I have had several customers, and even other Systems Engineers here at Citrix, ask me about the differences between the newly released XenApp plugin, formerly known as the ICA client, and the Desktop Receiver which ships with XenDesktop. So, I figured I might as well write my inaugural blog on this topic.

Introduction

Because the XenDesktop and XenApp technologies are so closely tied, many customers, and even some SEs, get confused around which client to use for the XenDesktop environment. Others view the Desktop Receiver and the XenApp plugin as interchangeable and believe they can be used to access either type of resource. Recently, confusion has increased around which client to use when you need both XenDesktop and XenApp connectivity because of two statements found in the documentation for XenDesktop 2.1.

Statement 1 from the Product Update for XenDesktop 2.1:

An updated Desktop Receiver for use on XenDesktop AND XenApp resulting in a single point of access and management for customers living the virtualization dream and benefiting from the entire Citrix solution. 

Statement 2 from the Release Notes of XenDesktop 2.1:

Installation of either the Desktop Receiver or the Desktop Receiver Embedded Edition on the same computer as XenApp plugins (client-side software for Citrix XenApp) is not supported. If you want your users to be able to access both virtual desktops and virtual applications from the same computer, Citrix recommends installing XenApp plugins on the virtual desktops that you create with XenDesktop. This allows your virtual desktops to receive virtual applications.

At first, I was confused by what appeared to be a contradiction of statements. However, as I began to research the behavior, I decided to go ahead and try the two clients. After spending part of a day testing both, I think I can explain how both of the statements above are correct, though they could have probably been worded a bit clearer.

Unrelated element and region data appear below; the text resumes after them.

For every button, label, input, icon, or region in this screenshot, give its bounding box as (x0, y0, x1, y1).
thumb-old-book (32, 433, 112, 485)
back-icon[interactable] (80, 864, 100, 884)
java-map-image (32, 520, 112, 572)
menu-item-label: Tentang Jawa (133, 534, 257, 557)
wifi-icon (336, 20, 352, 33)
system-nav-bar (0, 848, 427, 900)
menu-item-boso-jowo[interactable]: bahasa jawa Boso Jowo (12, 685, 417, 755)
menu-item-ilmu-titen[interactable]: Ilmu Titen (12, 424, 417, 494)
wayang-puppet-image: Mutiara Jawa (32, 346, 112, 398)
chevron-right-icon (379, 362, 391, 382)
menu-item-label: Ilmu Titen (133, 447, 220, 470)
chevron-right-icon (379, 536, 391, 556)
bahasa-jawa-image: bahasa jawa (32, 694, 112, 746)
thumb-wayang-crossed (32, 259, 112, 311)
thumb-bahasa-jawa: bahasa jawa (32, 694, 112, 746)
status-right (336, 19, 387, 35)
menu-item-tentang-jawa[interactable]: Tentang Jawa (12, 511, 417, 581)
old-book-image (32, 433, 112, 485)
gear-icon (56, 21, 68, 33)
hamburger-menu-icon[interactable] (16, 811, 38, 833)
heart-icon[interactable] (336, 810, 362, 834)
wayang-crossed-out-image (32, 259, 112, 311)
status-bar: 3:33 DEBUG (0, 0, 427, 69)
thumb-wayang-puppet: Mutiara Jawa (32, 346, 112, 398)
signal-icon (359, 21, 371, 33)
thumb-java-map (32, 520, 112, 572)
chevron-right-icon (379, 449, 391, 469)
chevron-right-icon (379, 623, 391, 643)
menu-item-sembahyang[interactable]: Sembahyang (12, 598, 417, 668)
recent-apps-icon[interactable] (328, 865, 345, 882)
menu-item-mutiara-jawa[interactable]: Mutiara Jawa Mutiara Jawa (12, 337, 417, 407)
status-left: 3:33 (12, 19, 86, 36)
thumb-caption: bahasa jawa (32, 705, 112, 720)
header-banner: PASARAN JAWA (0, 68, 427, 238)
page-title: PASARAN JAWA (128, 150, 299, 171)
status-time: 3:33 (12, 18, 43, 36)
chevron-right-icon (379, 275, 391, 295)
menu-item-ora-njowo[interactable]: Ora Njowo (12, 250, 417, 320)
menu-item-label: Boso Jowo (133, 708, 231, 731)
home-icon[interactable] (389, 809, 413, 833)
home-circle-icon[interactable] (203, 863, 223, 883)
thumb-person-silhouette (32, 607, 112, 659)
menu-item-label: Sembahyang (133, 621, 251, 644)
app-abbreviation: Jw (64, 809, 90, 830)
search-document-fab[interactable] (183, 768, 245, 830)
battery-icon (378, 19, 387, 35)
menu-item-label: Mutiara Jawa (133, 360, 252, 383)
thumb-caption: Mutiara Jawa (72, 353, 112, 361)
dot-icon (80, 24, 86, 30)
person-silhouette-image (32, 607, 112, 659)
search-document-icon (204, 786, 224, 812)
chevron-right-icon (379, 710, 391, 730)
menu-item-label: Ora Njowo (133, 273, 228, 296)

The XenApp plugin (version 11.0) and Desktop Receiver (version 10.251) are different ICA clients. They both use a similar code base, so the functionality is similar. Both clients allow you to access published XenDesktops and/or published XenApp resources (applications or desktops), depending on what resources are available.  However, at the moment, these two clients are not yet merged into a single code base, so you get slightly different behaviors between the two clients.

Using the Desktop Receiver 

Since the Desktop Receiver and the XenApp plugin client share similar ICA code they cannot co-exist together, hence the need for Statement 2 from the XenDesktop 2.1 Release Notes.  If you install the XenApp plugin client first and then attempt to install the Desktop Receiver, the install will fail and require that you first remove the XenApp plugin because it holds a version number higher than the Desktop Receiver. 

The Desktop Receiver has only support for PNAgent and the web client. The Program Neighborhood Classic (with custom ICA connections) client is not installed with the Desktop Receiver. The Desktop Receiver does support the Desktop Toolbar, so you can run in modes other than full screen. The only limitation that I am aware of in the Desktop Receiver is that if you are using the Desktop Toolbar, the pass-through authentication method is not supported on Web Interface. You need to set the site to Explicit authentication. Once you authenticate to the site, the credentials are passed automatically into the XenDesktop. The loss of pass through authentication when using the Desktop Toolbar is a result of a tightened security infrastructure. Citrix is looking to address this in a future release.

When the Desktop Receiver is pointed to a XenApp farm, it works as a standard PNA client, and displays those resources only, thus validating Statement 1 from the XenDesktop 2.1 product update. The screenshot below shows the Desktop Receiver working like a normal PNAgent when pointed to a PNAgent configuration site that only has a XenApp farm configured.








One thing to remember is that with the Web Interface 5.0 that ships with XenDesktop, you can create a Web Interface or PNAgent site that aggregates resources from both the XenDesktop and XenApp farms, by simply adding the additional farm through the Manage Server Farms link on the site configuration. Then when users access the site, they will have all their available resources displayed. The screenshot below shows the Desktop Receiver when pointed to PNAgent site that has aggregated a XenApp farm with a XenDesktop farm.








Using the XenApp Plugin

With the XenApp plugin, access to normal XenApp published resources works as expected and you have the PNAgent, Web, and Program Neighborhood Classic (with custom ICA connections) options available. When accessing a published XenDesktop, you only get Full Screen mode (no support for the Desktop Toolbar or long-running operations feedback). I was able to successfully install and use the XenApp plugin to access both a published XenDesktop and a published XenApp application.

If you have an older ICA client, and you want to use XenDesktop, the recommendation is to use the Desktop Receiver for the user’s workstation and then inside the XenDesktop, install the older ICA client for connectivity into the existing farm. If you are going to use an ICA client or XenApp plugin in the XenDesktop image, be sure to point it to a site that does not have the XenDesktop published, or you risk letting the user create a XenDesktop auto-reconnect loop that will require manual intervention to stop.

Conclusion 

In the end, it depends on what functionality you want or need to provide to the end-users. If you need Desktop Toolbar support, you need to deploy the Desktop Receiver. If you need the Program Neighborhood Classic or custom ICA connections, then your choice is to use the XenApp plugin. If you don’t have any pressing needs for either of the client-specific features, then you can choose either one.